Consult the firm's ethics counsel before deciding on reporting.
Notify the malpractice carrier
Most lawyers' professional liability policies require notice of (a) any claim, defined as a demand for money or services, and (b) any circumstances the insured reasonably believes could lead to a claim. A potentially fabricated citation in a filed brief, an AI-related confidentiality breach, or a court order to show cause based on AI use may meet either threshold. Early notice is generally protective; late notice can void coverage under most policy forms.
If the carrier's prior renewal application asked about AI use and the firm's answer no longer matches actual practice, the prior representation may also be material under standard policy terms. See If an AI incident happens mid-policy on the Carrier Renewal page for the broker conversation framing. The policy form may also have been amended for the current period (silent AI cover replaced by an exclusion or governance-contingent coverage). When that's possible, AI Liability Insurance for Law Firms covers the named-carrier landscape and the questions that surface this at renewal.
Policy language controls. Read the firm's specific policy form and consult the broker before deciding on notice.
Court disclosure considerations
If the matter was filed in a court with an AI standing order or local rule, the firm's obligations under that order are independent of the Rule 3.3 analysis above. The Court Orders Tracker is the index; Court Disclosure Templates has compliant certification language for ongoing or future filings in the same court.
A standing order in force when the filing was made, but not followed, raises a separate issue from the underlying citation question. Surface that to the firm's attorneys.
Update or adopt the firm policy
If the firm has no written AI policy, the Policy Design Framework walks the 15 pre-adoption decisions a managing partner needs to make first. After those decisions are captured, the Policy Template is the document that gets filled in. When a policy is already in place, the incident usually surfaces a gap: an unapproved tool in use, a verification step that was skipped, an unclear escalation path. Patch the gap before the next renewal.
Train staff
Document the post-incident training (date, attendees, content) in a training log. The training itself should cover the specific failure mode that led to the incident.

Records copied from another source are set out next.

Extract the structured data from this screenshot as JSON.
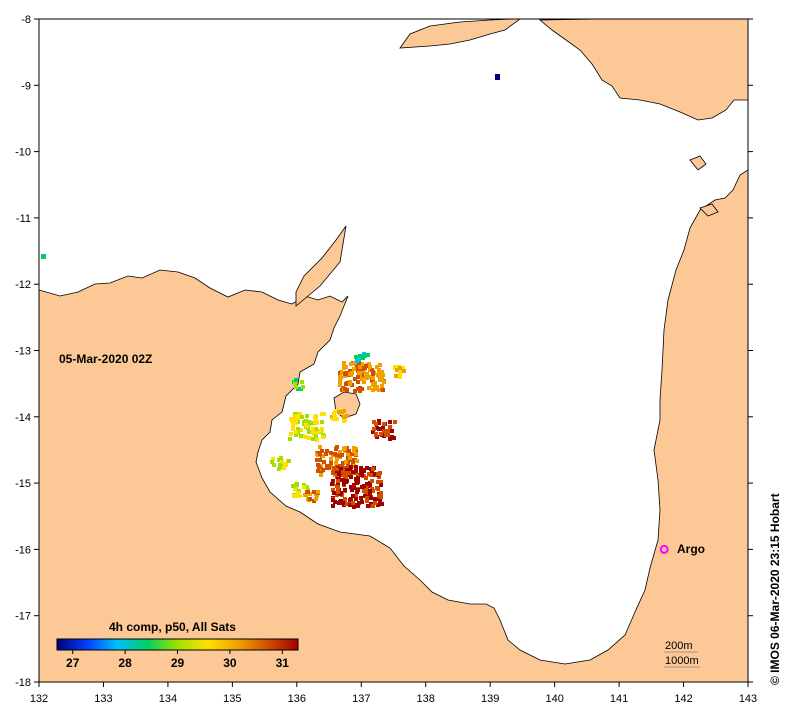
{
  "map": {
    "timestamp": "05-Mar-2020 02Z",
    "credit": "© IMOS 06-Mar-2020 23:15 Hobart",
    "lon_ticks": [
      "132",
      "133",
      "134",
      "135",
      "136",
      "137",
      "138",
      "139",
      "140",
      "141",
      "142",
      "143"
    ],
    "lat_ticks": [
      "-8",
      "-9",
      "-10",
      "-11",
      "-12",
      "-13",
      "-14",
      "-15",
      "-16",
      "-17",
      "-18"
    ],
    "lon_range": [
      132,
      143
    ],
    "lat_range": [
      -18,
      -8
    ],
    "land_color": "#fbc896",
    "sea_color": "#ffffff",
    "argo": {
      "label": "Argo",
      "lon": 141.7,
      "lat": -16.0,
      "color": "#ff00ff"
    },
    "isobaths": {
      "label_200": "200m",
      "label_1000": "1000m"
    }
  },
  "colorbar": {
    "title": "4h comp, p50, All Sats",
    "ticks": [
      "27",
      "28",
      "29",
      "30",
      "31"
    ],
    "range": [
      26.7,
      31.3
    ],
    "stops": [
      "#00007f",
      "#0040ff",
      "#00c0ff",
      "#00d060",
      "#a0e000",
      "#ffe000",
      "#f0a000",
      "#d05000",
      "#a00000"
    ]
  }
}
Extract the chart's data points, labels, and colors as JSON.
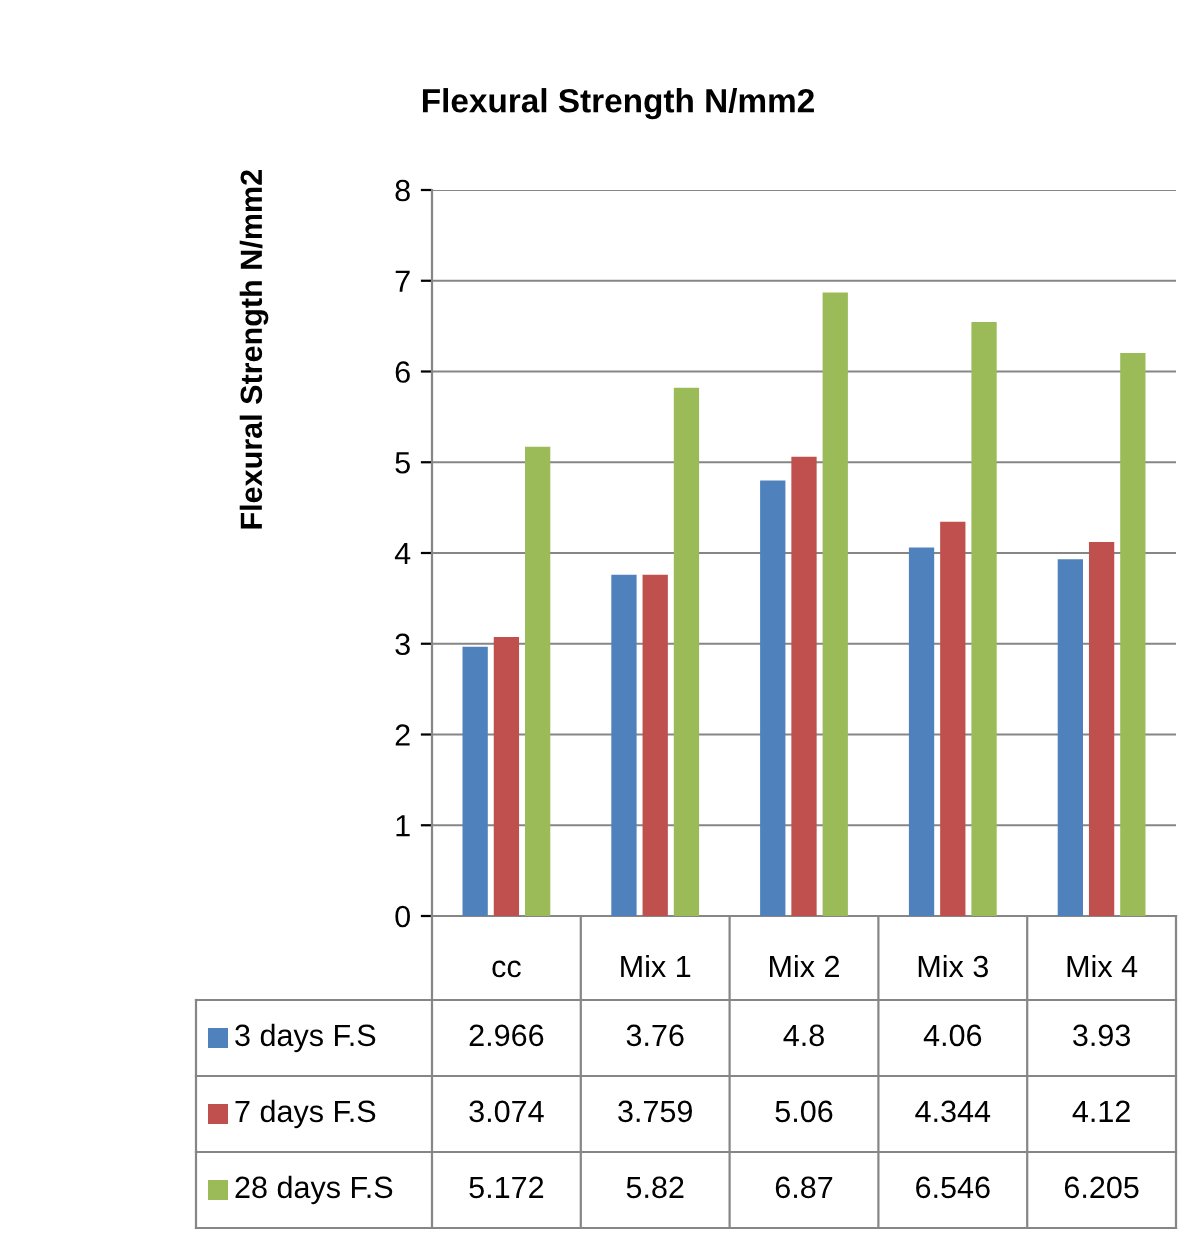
{
  "chart_data": {
    "type": "bar",
    "title": "Flexural Strength N/mm2",
    "ylabel": "Flexural Strength N/mm2",
    "categories": [
      "cc",
      "Mix 1",
      "Mix 2",
      "Mix 3",
      "Mix 4"
    ],
    "series": [
      {
        "name": "3 days F.S",
        "color": "#4f81bd",
        "values": [
          2.966,
          3.76,
          4.8,
          4.06,
          3.93
        ]
      },
      {
        "name": "7 days F.S",
        "color": "#c0504d",
        "values": [
          3.074,
          3.759,
          5.06,
          4.344,
          4.12
        ]
      },
      {
        "name": "28 days F.S",
        "color": "#9bbb59",
        "values": [
          5.172,
          5.82,
          6.87,
          6.546,
          6.205
        ]
      }
    ],
    "ylim": [
      0,
      8
    ],
    "yticks": [
      0,
      1,
      2,
      3,
      4,
      5,
      6,
      7,
      8
    ],
    "grid": "y",
    "data_labels": true,
    "legend": "bottom"
  }
}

Training and CLE lists CLE programs that satisfy Rule 1.1 competence; pair with the Employee Acknowledgment Form for the updated policy.
What to keep on file
At the next renewal, a malpractice carrier will ask for these artifacts. Every one is produced by this runbook:
- Incident Log entry for this incident
- Verification Log showing the citation-check process
- Matter file or filing where the incident occurred
- Firm AI policy as of the incident, plus any updates made after
- Training log entry for any post-incident training
- Correspondence with the broker, if mid-policy notice was given
- Any court order or filing made in response
The Carrier Renewal page covers what carriers are publishing and asking on renewal applications; the Audit Report template is the cover document that summarizes the firm's program for the renewal binder.